Over the last several months I’ve been learning about neural network technology. I’m still very low on the learning curve. In essence though at least one form of neural network creates its output by solving a mathematical equation. This is in contrast to a more typical computer program that creates its output by executing a sequence to steps; an algorithm. The magic in a neural network is the set of coefficients in the equation. These coefficients are derived, via a complex process, from training data; a set of examples of the form “when you see an input that looks like that then the output should be this.” Given a large enough training set, the equation becomes more likely to produce a correct answer even for inputs that it hasn’t been trained for, but only if the inputs are relatively “near” those used by the training data. Sufficiently obscure inputs will still produce hogwash. The remedy for this is to include training data that includes these more obscure inputs. Note that a neural network can’t “unlearn” anything. All you can do is reinforce correct responses at the expense of other responses. Doing so may unfortunately make more main stream responses slightly less likely to be correct. Fortunately, for artificial neural networks, there are ways to compensate for this by adjusting the architecture of the network1.
The same is true with humans.
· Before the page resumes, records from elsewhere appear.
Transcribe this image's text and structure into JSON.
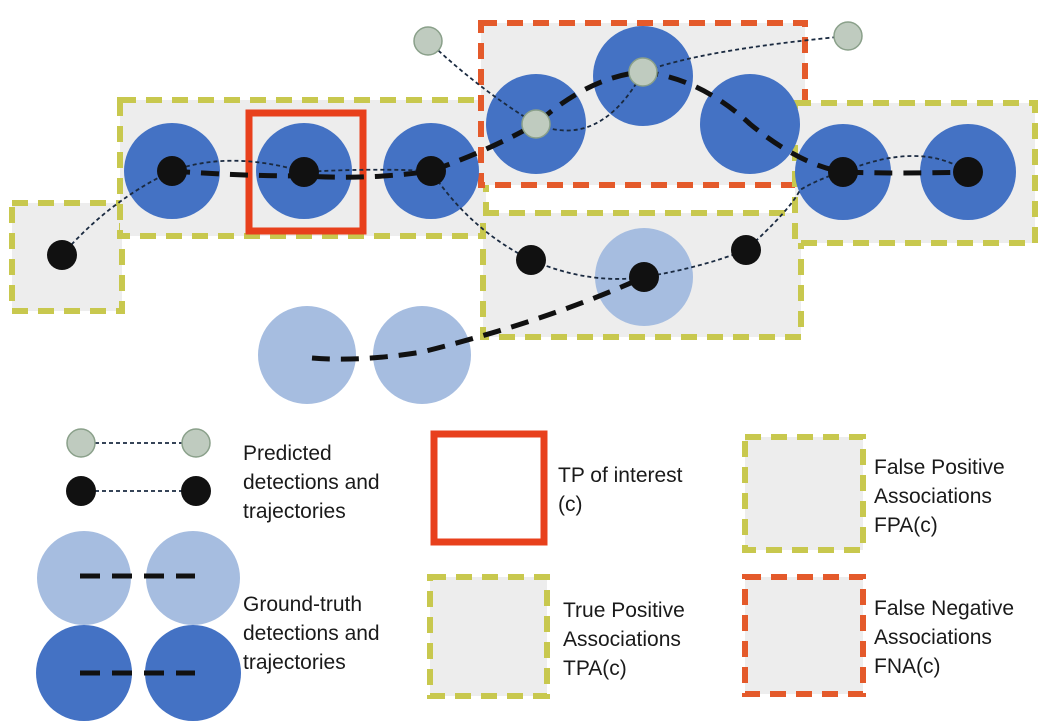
{
  "colors": {
    "gt_dark": "#4472C4",
    "gt_light": "#A6BDE0",
    "pred_dark": "#111111",
    "pred_light": "#BFCBBF",
    "box_fill": "#EDEDED",
    "tpa_border": "#C8C84E",
    "fna_border": "#E45A2B",
    "tp_border": "#E8401C",
    "line_color": "#1a2a40"
  },
  "legend": {
    "predicted": [
      "Predicted",
      "detections and",
      "trajectories"
    ],
    "ground_truth": [
      "Ground-truth",
      "detections and",
      "trajectories"
    ],
    "tp": [
      "TP of interest",
      "(c)"
    ],
    "tpa": [
      "True Positive",
      "Associations",
      "TPA(c)"
    ],
    "fpa": [
      "False Positive",
      "Associations",
      "FPA(c)"
    ],
    "fna": [
      "False Negative",
      "Associations",
      "FNA(c)"
    ]
  }
}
In our element we get it right most of the time. At least we behave consistently and in alignment with expectations in that particular space. Outside of our zone of familiarity god-only-knows what nonsense we’ll conjure up. The remedy for this is to increase the size of “our element” by increasing the variety of our experiences. The downside is that human architecture is fixed; the more we expand our experience the less likely we are to be in alignment with where we started. Sometimes we’re lucky and where we started adapts to us at least in a limited fashion, but this is not usually the case. This is likely at the root of the aphorism, “You can never go home.” In the extreme this creates an interesting paradox. The universe is very large and complex. Humans are fixed, finite processing elements. If we were to maximize our “training set”, then it’s likely we would be increasingly out-of-touch with any specific circumstance we might find ourselves in. We would likely be much closer to universal “truth” and much less able to apply it in any meaningful way.
Where does this leave us? The easy and obvious observation is that we’re all victims and beneficiaries of our experience. We are more robust when our range of experiences enables us to be effective in the range of circumstances we’re likely to find ourselves in. We’re at risk, and we feel fear, when we find ourselves in circumstances we’re not equipped for. There are a ton of places that you can take this, such as: How much diversity do you need for the life you’re likely to have? What is the value of education (indirect transitive experience) vs. direct experience? How should you “plot the course” of your experiences into the future?
I’ve rambled too long on this. Suffice it to say that this helps me to better understand and appreciate the technology induced and enabled stresses2 on our society today. We’re forcing experiences on people that they are ill-equipped to deal with. In hindsight, I’d bet the outcome of this circumstance will have been obvious3. Human society has a “hull speed” and in our rush to democratize we’ve exceeded it. Everyone should benefit from our advances, but it appears that timing and rate may critical.